“Citra ini udah nulis buku, iya kan Cit?" ucap seorang kawanku pada kawan yang lain.
"Iya Mbak, tapi itu cuma buku iseng-iseng aja," jawabku pelan tertunduk.
"Eh, buku kayak gitu kok iseng-iseng."
Di lain waktu seorang teman menggoda, "Wess, Mbak udah jadi penulis nih! nanti aku jadi asistennya ya." Dia tersenyum sembari bertepuk tangan.
Aku sadar dia hanya ingin menyenangkan hati, tapi sayang aku tak suka. Sambil menunjukkan ekspresi wajah prihatin dengan suara lemah kukatakan padanya, "Jangan ditepokin ..."
Dia tersadar, lalu diam.
Entahlah, ada hal yang sebenarnya sangat aku takuti dari dunia yang kupilih ini, dunia literasi. Aku sangat menyukainya tapi ada kegetiran tersendiri.
Sampai suatu saat aku berkata pada sahabat yang terpercaya, "Mbak, aku mau berhenti menulis."
"Kenapa?" wajahnya menunjukkan rona terkejut, "Kamu harus tetap menulis, gimana mau jadi penulis terkenal?"
"Enggak Mbak, aku ga mau jadi terkenal."
"Enggak Mbak, aku ga mau jadi terkenal."
Tidak bisakah aku bebas menggoreskan pena tanpa harus mendatangkan pujian orang lain? Sejujurnya pujian itu seperti narkoba yang menyebabkan kecanduan. Para pecandu pujian akan menuntut dosis pujian yang lebih besar dari sebelumnya, lagi dan lagi. Sampai akhirnya dia mati karena overdosis pujian.

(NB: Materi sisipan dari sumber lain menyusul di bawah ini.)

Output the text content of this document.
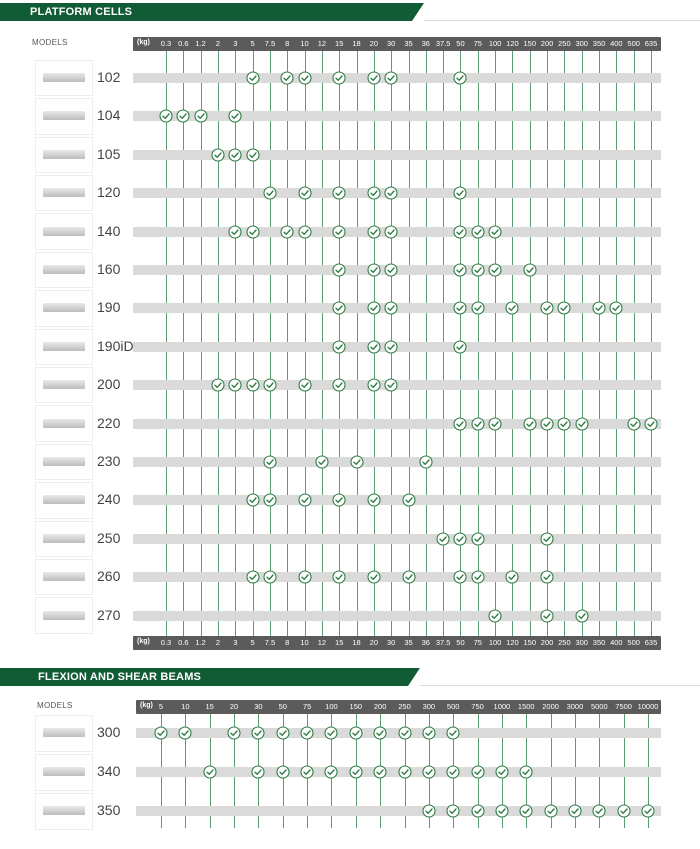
PLATFORM CELLS
MODELS	(kg) 0.3 0.6 1.2 2 3 5 7.5 8 10 12 15 18 20 30 35 36 37.5 50 75 100 120 150 200 250 300 350 400 500 635
(kg) 0.3 0.6 1.2 2 3 5 7.5 8 10 12 15 18 20 30 35 36 37.5 50 75 100 120 150 200 250 300 350 400 500 635
102
104
105
120
140
160
190
190iD
200
220
230
240
250
260
270
FLEXION AND SHEAR BEAMS
MODELS	(kg) 5 10 15 20 30 50 75 100 150 200 250 300 500 750 1000 1500 2000 3000 5000 7500 10000
300
340
350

Tidak percaya ada orang yang bisa mati karena pujian? Lihatlah orang-orang yang mengalami gangguan kepribadian Narsisme. Mereka orang yang sangat mencintai dirinya sendiri, gila pujian, menganggap diri besar tanpa cela, meremehkan orang lain hingga pada puncaknya selalu menganggap orang lain iri dengan dirinya. Bukan tubuh yang mati, tapi segumpal daging yang menentukan baik buruknya seseorang.
Pujian membuat seseorang gagal mengenali dan menilai dirinya sendiri. Dia menikmati kesenangan palsu, meyakini hal-hal yang sebenarnya tidak ada pada dirinya.
(Sumber gambar: www.photobucket.com)
Siapa yang tahan di dekat orang-orang semacam itu? Melihatnya saja sudah membuat perut mual.
Benarlah sabda Rasulullah SAW, "Dari Abu Bakrah, ia menceritakan bahwa ada seorang pria yang
disebutkan di hadapan Rasulullah shallallahu ‘alaihi wa sallam, lalu
seorang hadirin memuji orang tersebut. Rasulullah shallallahu ‘alaihi wa
sallam lalu bersabda,“Celaka engkau, engkau telah memotong leher temanmu (berulang kali beliau mengucapkan perkataan itu). Jika salah seorang di antara kalian terpaksa/harus memuji, maka ucapkanlah, ”’Saya kira si fulan demikian kondisinya.”
-Jika dia menganggapnya demikian-. Adapun yang mengetahui kondisi
sebenarnya adalah Allah dan janganlah mensucikan seorang di hadapan
Allah.” (HR. Bukhari)
Pujian dan popularitas ujian yang berat, hanya orang-orang kuat yang mampu menghadapinya. Jika sayang dengan saudara seiman tahanlah lidah kita dari memuji di hadapannya. Saudara kita cukup santun, dia tidak akan tega menaburkan pasir di wajah kita saat memujinya.
Sebagaimana sabda Rasulullah SAW, "Bila
kamu melihat orang-orang yang sedang memuji-muji dan
menyanjung-nyanjung maka taburkanlah pasir ke wajah-wajah mereka.” (HR.